Pa. chocolate company responds to hiring bias suit
PITTSBURGH (AP) — A woman has sued a chocolates-and-milkshake shop, saying she was fired for hiring a black woman instead of a white, “all-American girl.”
Officials with Edward Marc Chocolatier, which does business as The Milk Shake Factory on the city’s South Side, didn’t address the specific claims made in the federal lawsuit filed today by 43-year-old Denise Beloncis, but they said they believe the litigation will be “successfully resolved.”
The Pittsburgh woman said she was fired in November 2012, about three months after she was hired as the store’s general manager.
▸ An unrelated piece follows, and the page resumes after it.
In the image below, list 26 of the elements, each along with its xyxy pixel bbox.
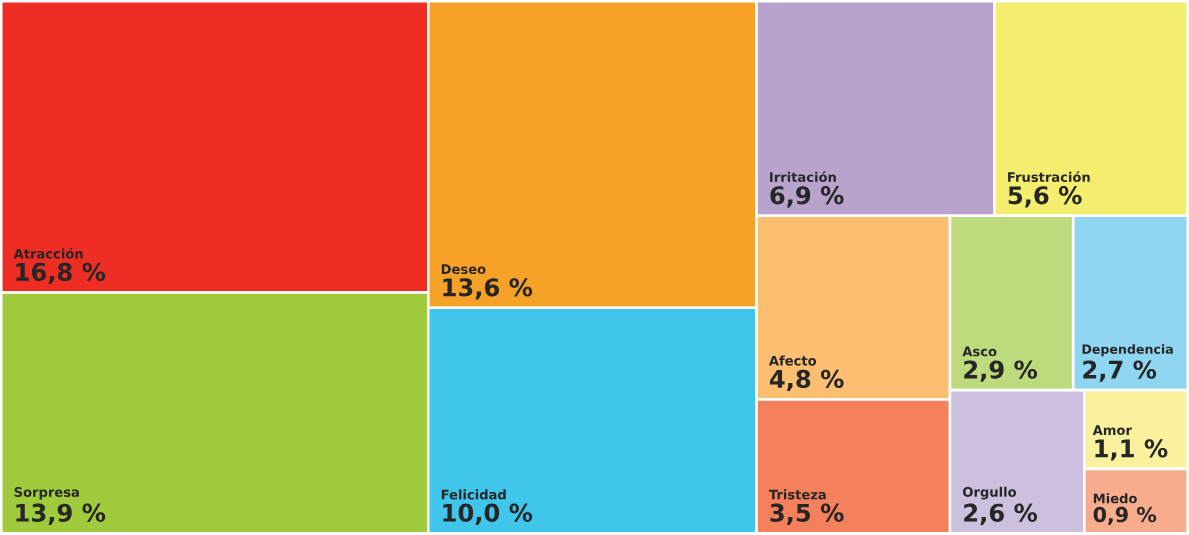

The plaintiff claims a supervisor specifically told her not to hire men and to hire “the all-American girl,” which the lawsuit described as blonde, blue-eyed and college-educated — preferably at Duquesne University, a Catholic school in the city.
Beloncis’ attorney, Sam Cordes, said she was fired when she instead hired a young black woman.
“As a nation we have determined that a person should not pay a price for opposing race or sex discrimination,” Cordes said. “Here, the price Ms. Beloncis paid for doing the right thing was her job. The law does not allow an employer to charge that kind of price.”
According to the company’s website, the family-owned business was founded about 90 years ago by immigrants who have passed down recipes for handcrafted chocolates that the founders “carried with them from the family kitchen back in Greece.”